Niffenegger spent a long, long time researching both the city of London and Highgate Cemetery itself. She even worked as a guide, the way a number of her characters do. As much as I’d like to say that the cemetery itself is a character in the book, it is oddly enough, not. It is just not as spooky as she’d like it to be. While there is plenty in the novel that is strange and disturbs as it compels, the ghost part is about as scary as…well, Ghost, the film with Patrick Swayze: not at all. Niffenegger’s prose is very matter of fact and perhaps this is the reason why the gothic or grotesque element of the book fails to inspire any chills. Even her strange twist in the tale seems a little forced, and to be perfectly honest, a little unbelievable. I know – if you can believe in a ghost, why cant you believe that the ghost can remove a living things soul? Because, ghosts just cant do that! And if Niffenegger is trying to create an entire new repertoire for ghosts, she has a lot of convincing to do.

The one part of this book that is utterly convincing is the portrait of the upstairs neighbour, Martin. An obsessive compylsive, he is unable to leave his house and unable to relate to his wife anymore. She leaves him to his compulsions, and he is befriended by one of the twins, who is intent on helping him get better. Martin is a wonderfully drawn character – his psychosis itself, his own personal understanding of his psychosis, his relationship with his wife and every last detail of him, down to his bleach scraped and bloodied hands makes him a much more sympathetic character than most of the others in the book.

The disturbingly close twin girls in question are 20, but are described as if they were 12. In fact, a number of characters observe that the girls look very, very young. Which makes it increasingly disturbing that Elspeth’s lover (younger than her, but older than her nieces) becomes involved with one of the twins. It’s a strange pattern that seems to run through both of Niffenegger’s work – this idea of older man, younger girl is fairly disturbing. In The Time Traveler’s Wife, the female protagonist meets her husband to be when she is 5 and he is an adult: she does not know who he is, but he knows exactly who she is, who will grow up to be, when all the various important things in their relationships will happen – essentially he can more or less mold this child into the woman he will eventually marry and have a child with. This is disturbing on so many levels, but somehow adds to the texture of the novel, which itself is very odd. Now, in Her Fearful Symmetry, you have an older man who has fallen for the young niece of his dead girlfriend. This young niece is quite a bit younger, and while she’s 20 years old, she looks a 12 year old version of her dead aunt. As if this in itself isn’t odd enough, the fact that no one else seems to think there is much wrong with this is decidedly off kilter.

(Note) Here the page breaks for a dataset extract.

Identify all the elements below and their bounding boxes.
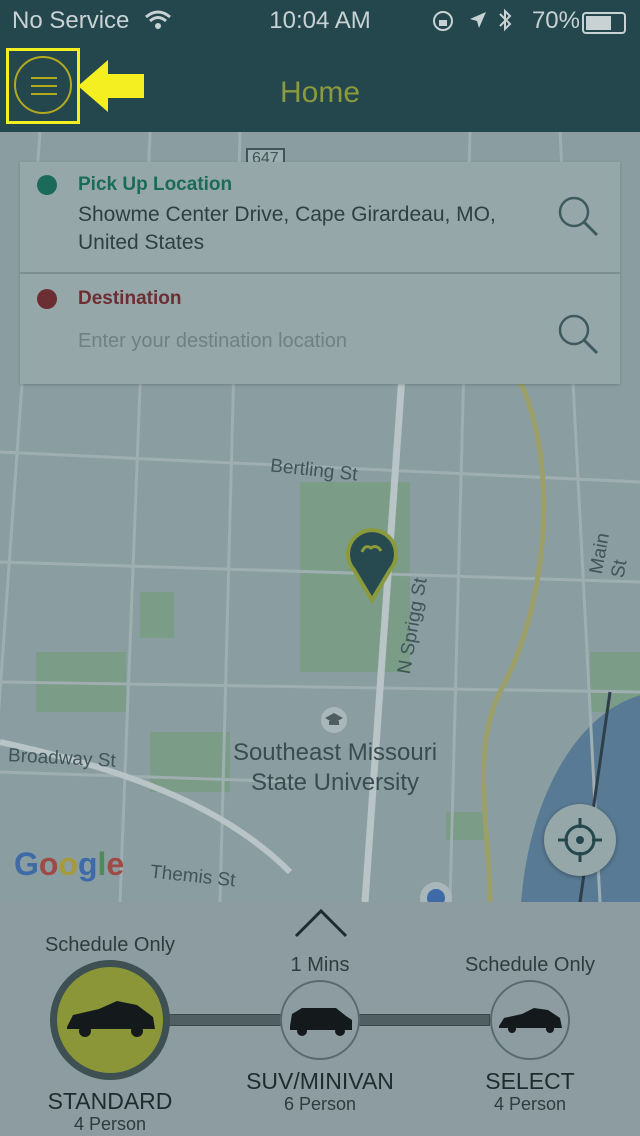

If you’re looking to be moved or disturbed or made to think with Her Fearful Symmetry, you could well be disappointed. I’m uncertain where Niffenegger wants to go with this story, but I’m fairly certain that she hasn’t got there. Even the concept of twinning, the existence of 2 sets of twins themselves, of their codependence on each other etc is not utilized to its fullest – Julia and Valentina’s relationship seems clichéd, and there seem to be a number of strange little plot holes in the narrative. The story takes a long time to build up and until then it meanders aimlessly, unable to decide just which direction to take.